Светел хмуро спросил:
– Гусельки дашь побренькать, дядя Кербога? Позволишь на мой лад перестроить? А то новые у меня ещё не разыграны.
Скоморох молча кивнул. Светелу показалось, что Кербога был как бы уже не с ним. Со Златом был. Не с ним.
Суд о песнях
Три дня в поезде только и рядили что о Божьих судах. Нынешний затевался больше для смеха, спасением от дорожной тоски, но люди смаковали старины.
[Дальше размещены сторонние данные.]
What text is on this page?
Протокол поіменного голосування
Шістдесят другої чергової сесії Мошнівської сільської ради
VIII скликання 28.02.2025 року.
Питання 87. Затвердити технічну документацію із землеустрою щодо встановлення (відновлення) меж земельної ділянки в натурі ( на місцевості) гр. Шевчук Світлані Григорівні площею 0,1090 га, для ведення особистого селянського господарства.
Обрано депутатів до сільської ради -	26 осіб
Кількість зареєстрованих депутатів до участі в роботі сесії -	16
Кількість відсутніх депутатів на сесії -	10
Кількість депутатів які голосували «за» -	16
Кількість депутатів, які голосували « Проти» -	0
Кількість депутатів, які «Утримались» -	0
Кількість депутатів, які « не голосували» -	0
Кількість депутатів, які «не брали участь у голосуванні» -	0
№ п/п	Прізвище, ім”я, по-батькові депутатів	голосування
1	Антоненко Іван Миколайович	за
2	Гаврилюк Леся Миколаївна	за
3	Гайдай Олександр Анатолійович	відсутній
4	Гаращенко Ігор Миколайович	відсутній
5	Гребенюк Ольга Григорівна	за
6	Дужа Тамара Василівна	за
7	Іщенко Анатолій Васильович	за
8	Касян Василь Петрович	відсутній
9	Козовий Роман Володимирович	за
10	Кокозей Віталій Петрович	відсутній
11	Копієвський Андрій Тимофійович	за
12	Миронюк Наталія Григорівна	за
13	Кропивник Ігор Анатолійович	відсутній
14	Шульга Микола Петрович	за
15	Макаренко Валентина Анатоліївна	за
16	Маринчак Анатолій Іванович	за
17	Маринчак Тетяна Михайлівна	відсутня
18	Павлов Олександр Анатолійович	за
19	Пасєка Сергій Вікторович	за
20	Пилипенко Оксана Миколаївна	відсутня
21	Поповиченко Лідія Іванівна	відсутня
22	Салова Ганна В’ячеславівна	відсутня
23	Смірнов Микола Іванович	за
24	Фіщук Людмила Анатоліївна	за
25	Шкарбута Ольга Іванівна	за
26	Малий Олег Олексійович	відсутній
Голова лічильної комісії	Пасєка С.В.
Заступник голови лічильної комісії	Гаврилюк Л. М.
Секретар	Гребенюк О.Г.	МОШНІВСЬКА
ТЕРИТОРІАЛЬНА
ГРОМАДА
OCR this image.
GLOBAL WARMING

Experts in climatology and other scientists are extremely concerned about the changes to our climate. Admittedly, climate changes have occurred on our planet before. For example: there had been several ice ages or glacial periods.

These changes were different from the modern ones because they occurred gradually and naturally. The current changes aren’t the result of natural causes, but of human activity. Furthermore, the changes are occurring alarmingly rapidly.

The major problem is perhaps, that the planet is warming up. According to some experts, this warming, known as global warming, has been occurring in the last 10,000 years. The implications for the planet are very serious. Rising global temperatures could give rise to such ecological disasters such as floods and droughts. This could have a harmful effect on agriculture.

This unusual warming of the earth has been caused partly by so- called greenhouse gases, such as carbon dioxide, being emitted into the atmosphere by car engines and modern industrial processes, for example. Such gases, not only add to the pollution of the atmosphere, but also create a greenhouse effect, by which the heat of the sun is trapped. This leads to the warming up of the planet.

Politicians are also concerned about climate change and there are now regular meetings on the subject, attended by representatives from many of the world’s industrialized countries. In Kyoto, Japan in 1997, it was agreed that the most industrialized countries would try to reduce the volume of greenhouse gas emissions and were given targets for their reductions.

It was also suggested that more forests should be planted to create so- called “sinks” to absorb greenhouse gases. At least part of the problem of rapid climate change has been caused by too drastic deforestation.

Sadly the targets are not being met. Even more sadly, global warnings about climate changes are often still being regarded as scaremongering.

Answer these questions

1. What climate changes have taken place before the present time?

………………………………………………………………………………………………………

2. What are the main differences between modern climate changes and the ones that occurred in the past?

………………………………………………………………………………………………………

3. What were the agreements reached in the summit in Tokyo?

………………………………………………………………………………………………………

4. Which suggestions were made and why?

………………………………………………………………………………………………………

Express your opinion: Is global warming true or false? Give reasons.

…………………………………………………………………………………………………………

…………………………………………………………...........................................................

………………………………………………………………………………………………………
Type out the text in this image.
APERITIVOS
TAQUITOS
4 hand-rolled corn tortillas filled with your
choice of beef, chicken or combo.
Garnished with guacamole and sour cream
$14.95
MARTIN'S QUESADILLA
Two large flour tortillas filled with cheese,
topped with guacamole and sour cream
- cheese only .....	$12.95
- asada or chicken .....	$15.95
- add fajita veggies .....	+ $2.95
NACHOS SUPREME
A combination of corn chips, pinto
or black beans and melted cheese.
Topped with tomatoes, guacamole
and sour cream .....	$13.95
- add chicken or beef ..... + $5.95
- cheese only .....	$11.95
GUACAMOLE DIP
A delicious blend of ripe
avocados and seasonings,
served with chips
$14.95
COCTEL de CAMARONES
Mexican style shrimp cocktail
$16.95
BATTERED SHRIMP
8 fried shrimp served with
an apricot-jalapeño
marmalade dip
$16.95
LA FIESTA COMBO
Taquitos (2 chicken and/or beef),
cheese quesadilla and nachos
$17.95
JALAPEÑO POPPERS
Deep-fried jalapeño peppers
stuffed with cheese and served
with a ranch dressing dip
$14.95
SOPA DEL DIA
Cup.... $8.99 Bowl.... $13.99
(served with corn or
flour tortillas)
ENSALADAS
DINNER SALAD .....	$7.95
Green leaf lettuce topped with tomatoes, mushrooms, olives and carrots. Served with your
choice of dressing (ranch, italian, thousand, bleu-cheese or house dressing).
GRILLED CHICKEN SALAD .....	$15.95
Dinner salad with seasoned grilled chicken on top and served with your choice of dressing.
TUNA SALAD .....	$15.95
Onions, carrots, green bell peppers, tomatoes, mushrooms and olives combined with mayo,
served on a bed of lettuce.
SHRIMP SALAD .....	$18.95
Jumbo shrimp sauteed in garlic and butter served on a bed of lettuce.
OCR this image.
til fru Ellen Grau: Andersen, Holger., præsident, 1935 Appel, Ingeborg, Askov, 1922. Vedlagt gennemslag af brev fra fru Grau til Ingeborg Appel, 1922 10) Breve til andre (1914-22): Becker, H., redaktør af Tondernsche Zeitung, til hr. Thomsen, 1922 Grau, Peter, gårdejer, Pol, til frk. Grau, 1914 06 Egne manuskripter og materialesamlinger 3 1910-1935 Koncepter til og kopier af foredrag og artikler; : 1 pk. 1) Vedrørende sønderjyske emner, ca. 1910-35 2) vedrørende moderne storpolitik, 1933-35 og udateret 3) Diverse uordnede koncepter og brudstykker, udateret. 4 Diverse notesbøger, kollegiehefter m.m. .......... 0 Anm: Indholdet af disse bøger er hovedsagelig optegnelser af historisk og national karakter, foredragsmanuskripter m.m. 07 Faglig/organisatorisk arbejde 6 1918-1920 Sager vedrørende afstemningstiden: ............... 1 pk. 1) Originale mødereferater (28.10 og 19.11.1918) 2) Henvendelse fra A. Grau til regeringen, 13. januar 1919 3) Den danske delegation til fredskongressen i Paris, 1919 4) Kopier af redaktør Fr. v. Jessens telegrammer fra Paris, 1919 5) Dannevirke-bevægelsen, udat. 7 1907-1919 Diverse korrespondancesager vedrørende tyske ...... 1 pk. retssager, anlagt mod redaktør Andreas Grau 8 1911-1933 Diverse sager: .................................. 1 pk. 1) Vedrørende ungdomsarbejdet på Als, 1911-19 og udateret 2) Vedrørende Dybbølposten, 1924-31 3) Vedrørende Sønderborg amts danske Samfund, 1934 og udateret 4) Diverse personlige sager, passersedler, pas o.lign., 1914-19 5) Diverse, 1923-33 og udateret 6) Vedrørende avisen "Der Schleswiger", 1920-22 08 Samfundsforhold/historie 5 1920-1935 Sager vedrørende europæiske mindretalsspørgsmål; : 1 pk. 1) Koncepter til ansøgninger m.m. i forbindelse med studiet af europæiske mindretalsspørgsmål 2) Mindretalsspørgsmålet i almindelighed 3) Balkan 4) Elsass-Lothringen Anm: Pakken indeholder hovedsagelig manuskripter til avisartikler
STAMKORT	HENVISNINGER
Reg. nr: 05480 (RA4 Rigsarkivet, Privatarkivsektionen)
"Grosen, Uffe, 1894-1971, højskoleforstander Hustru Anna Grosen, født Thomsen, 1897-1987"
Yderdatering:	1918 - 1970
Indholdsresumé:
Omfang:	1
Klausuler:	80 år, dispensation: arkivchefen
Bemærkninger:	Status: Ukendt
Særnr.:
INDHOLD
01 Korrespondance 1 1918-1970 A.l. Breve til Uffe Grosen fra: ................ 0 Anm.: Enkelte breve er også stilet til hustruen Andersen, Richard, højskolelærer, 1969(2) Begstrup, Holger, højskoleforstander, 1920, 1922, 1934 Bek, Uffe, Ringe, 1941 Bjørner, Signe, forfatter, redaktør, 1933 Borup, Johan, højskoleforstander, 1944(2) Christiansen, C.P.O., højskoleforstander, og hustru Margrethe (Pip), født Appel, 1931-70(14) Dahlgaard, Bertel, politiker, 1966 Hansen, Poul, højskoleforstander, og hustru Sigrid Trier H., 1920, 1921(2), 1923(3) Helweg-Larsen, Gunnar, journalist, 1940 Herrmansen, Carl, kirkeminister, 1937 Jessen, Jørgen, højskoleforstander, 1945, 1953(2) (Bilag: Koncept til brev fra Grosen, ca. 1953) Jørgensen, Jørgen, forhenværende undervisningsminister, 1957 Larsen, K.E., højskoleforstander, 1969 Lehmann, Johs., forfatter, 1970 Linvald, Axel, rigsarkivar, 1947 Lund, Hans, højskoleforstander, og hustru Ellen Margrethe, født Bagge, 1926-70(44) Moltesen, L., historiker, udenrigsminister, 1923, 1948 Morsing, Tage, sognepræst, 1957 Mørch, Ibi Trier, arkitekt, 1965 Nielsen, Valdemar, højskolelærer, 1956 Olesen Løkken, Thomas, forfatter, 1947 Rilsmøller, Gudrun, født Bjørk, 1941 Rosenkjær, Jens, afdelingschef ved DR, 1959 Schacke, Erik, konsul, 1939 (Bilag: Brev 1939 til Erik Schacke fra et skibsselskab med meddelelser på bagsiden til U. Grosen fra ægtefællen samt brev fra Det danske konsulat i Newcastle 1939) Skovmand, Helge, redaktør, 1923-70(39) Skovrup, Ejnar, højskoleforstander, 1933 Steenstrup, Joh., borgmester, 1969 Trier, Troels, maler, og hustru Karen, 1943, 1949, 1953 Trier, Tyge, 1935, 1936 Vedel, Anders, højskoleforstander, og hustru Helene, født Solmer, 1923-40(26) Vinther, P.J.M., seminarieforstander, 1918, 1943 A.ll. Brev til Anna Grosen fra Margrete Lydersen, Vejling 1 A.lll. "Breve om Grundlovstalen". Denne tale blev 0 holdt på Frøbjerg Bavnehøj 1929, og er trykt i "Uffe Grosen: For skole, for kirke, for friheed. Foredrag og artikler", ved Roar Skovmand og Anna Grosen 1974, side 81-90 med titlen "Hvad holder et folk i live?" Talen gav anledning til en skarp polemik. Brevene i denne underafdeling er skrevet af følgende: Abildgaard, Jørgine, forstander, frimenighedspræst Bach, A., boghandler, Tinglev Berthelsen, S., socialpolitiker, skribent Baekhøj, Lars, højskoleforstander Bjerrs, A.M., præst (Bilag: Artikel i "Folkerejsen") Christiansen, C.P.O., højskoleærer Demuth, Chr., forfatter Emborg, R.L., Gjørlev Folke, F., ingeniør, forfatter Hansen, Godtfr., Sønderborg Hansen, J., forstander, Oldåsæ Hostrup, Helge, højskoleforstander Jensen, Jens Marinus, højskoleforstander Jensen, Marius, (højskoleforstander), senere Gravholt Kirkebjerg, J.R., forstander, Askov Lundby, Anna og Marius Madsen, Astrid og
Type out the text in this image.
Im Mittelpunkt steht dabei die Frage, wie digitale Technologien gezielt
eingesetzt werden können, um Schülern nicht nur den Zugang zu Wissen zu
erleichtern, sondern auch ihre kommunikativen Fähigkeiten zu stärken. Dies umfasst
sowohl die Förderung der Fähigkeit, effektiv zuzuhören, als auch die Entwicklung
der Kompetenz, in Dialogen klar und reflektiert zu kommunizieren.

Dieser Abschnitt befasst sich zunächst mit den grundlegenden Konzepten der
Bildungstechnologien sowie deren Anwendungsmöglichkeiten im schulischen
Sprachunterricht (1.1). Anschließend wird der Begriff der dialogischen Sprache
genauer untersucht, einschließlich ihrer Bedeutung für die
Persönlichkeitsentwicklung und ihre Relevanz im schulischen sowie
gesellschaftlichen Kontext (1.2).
Кровавые поединки, виселицы для проигравших!
– …С петлёй на шее сидел, пока наймит бился…
– …Тот меч с рукой обронил…
– …Сказал: «Крив!»
– …И самого тот же час на релью!
– …И наймита, и видоков с послухами…
Внимали Кербоге, знавшему деяния андархов так подробно, как выскирегским выходцам и не снилось.
– Пока двое бьются, все позоряне должны стоять в тишине, чтобы ни словом, ни выкриком бойцов не смутить. Кто откроет рот, получит кнута, а первые Гедахи, бывало, смертью казнили. Когда вершат поединок, любое стороннее слово есть ворожба…
Светел тоже послушал бы, но неволей смирял любопытство. Он никогда ещё не творил песен к сроку. Дома, на беседах, всё было иначе. Вынес обществу красный склад под свежий наигрыш – хвала гусляру. Не вынес – обойдёмся вчерашними, нам ли унывать стать. А тут? Гадай ещё, что новожилич родит! Бойся прометнуться с ответьем! Вспоминай, как перед коготковичами краснел, на снасть гудебную заглядевшись!..
Мысль бежала по кругу и вновь улетала в Твёржу, потому что там было тепло. Взмывала и билась в чёрные стены, непроницаемые для зова. «Изнанкой вывернусь, а брата найду. За руку возьму, домой поведу! – Он тщетно воображал Сквару взрослым, в зеркале памяти жил подросток. – Что же спеть тебе, брат, чтоб морок развеялся? Чтоб узнал ты меня, голосу отозвался?.. Моя земля, где песням не смолкать… там ждут братишка, бабушка и мать… погоди, ещё малыш Единец да Искра-сестрёнка… Их тоже в песню вместить? А сглазят злодеи?»